Advertisements of 1915 and 1920 give their address as Gt. Tindal St, Ladywood, Birmingham. Later they are believe to have moved to Smethwick, Staffordshire (now West Midlands)
1910 This firm produced a pair of singles fitted with 2½ hp JAP and 3½ hp Precision engines, belt drive and spring forks.
1912 By now they were using 3½ hp and water-cooled 4¼ hp Precision engines and a 3½ hp
JAP for the TT model. The motorcycles were fitted with two-speed Bowden gear, Saxon forks, oil tank mounted on the saddle tube, and fully enclosed chain final-drive.
1914 A 269cc Villiers two-stroke
model was added to the range.

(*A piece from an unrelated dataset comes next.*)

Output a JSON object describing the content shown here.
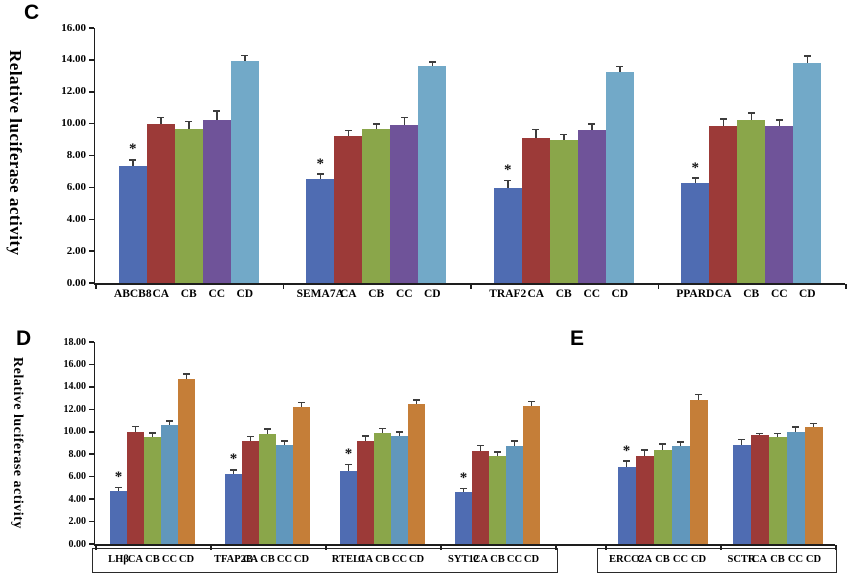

Typical of the type, it had two-speeds, belt
drive and Druid forks.
1915 That model was joined by a similar one with a 349cc Peco
engine, plus a four-stroke model with a Villiers engine and another with a V-twin King
1920 Advertised Model A 2-1/2 hp 2 stroke, Model B 2-1/2 hp 2 stroke 2 speed, Model B II with a Sturmey-Archer 2 speed, Model C 2½ hp with three speed box and sidecarette (105 pounds), Model D Ladies 2½ hp 2 speed.
Post War, the company moved to Smethwick, West Midlands, but only had one model. This was fitted with a 269cc Villiers engine, either with direct-belt drive or two speeds and
1922 Only the latter was offered that year.
1923 Production ceased.
In 1930, the Ixion brand reappeared as rebadged 250cc New Hudson sidevalves which they were having trouble moving in the very difficult market conditions. Using the Ixion marque enabled New Hudson to sell their stock at much more competitive prices.
The company name is also recorded as Whittal Engineering, of Whitall St Birmingham. This appears to be a furphy.
The Ixion built by Primus 1902-1904 was at Loughborough Junction, London. It was almost certainly built under license from Ixion of France
No relation between any of these marques and the famous English motorcycle journalist of the era whose nom de plume was Ixion.